Artikel 10, negende lid, van de EU-rechtshulpovereenkomst luidt: «De lidstaten kunnen naar eigen oordeel, waar nodig en met instemming van hun bevoegde rechterlijke autoriteiten, de bepalingen van dit artikel eveneens toepassen op verhoor per videoconferentie van een persoon tegen wie een strafvervolging is ingesteld. In dat geval zijn de beslissing om de videoconferentie te houden en de wijze van uitvoering ervan onderworpen aan een regeling tussen de betrokken lidstaten, in overeenstemming met hun nationale recht en de ter zake doende internationale instrumenten, met inbegrip van het Europees Verdrag tot bescherming van de rechten van de mens en de fundamentele vrijheden van 1950.

Elke lidstaat kan, wanneer hij de in artikel 27, lid 2, bedoelde kennisgeving doet, verklaren dat hij de eerste alinea niet toepast. Die verklaring kan te allen tijde worden ingetrokken.

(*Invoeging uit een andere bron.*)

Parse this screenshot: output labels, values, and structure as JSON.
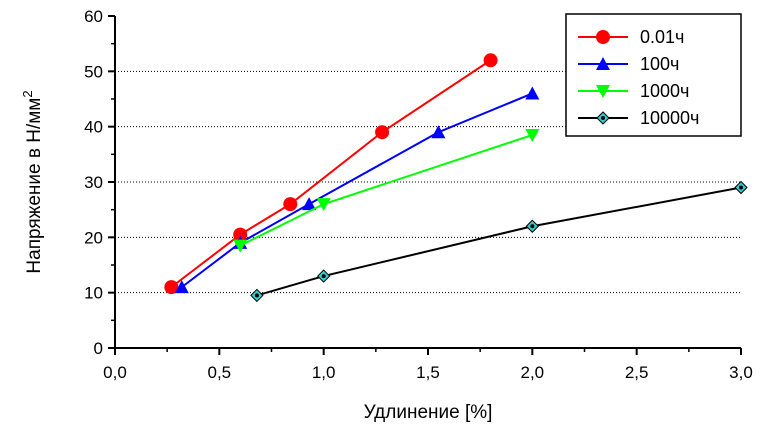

Voor een dergelijk verhoor is de instemming van deze persoon vereist. Voorschriften die nodig zouden kunnen zijn voor de bescherming van de rechten van verdachten, worden door de Raad door middel van een juridisch bindend instrument vastgesteld.»

X Noot
3

Artikel 18, achttiende lid, van het Verdrag van de Verenigde Naties tegen grensoverschrijdende georganiseerde misdaad, luidt: «Indien een persoon zich op het grondgebied van een Staat die partij is bevindt en als getuige of deskundige gehoord moet worden door de gerechtelijke autoriteiten van een andere Staat die partij is, kan de eerste Staat die partij is, op verzoek van de andere, waar mogelijk en overeenkomstig de grondbeginselen van het nationale recht, toestaan dat het verhoor plaatsvindt door middel van videoconferencing, indien het voor de persoon in kwestie niet mogelijk of wenselijk is persoonlijk te verschijnen op het grondgebied van de verzoekende Staat die partij is [...]». Het Verdrag van de Verenigde Naties tegen corruptie kent een identieke bepaling (in artikel 46, achttiende lid).

X Noot
4

Kamerstuk 34 493, nr. 3, blz. 20: «Het horen van de getuige of verdachte vindt bij de videoconferentie rechtstreeks plaats door de bevoegde autoriteit van de verzoekende staat. Aan Nederlandse zijde leidt de rechter-commissaris het verhoor, in die zin dat hij zorg draagt voor het voorspoedige verloop van de videoconferentie onder inachtneming van de naar Nederlands recht geldende rechten en verplichtingen voor getuigen, deskundigen en verdachten [...]».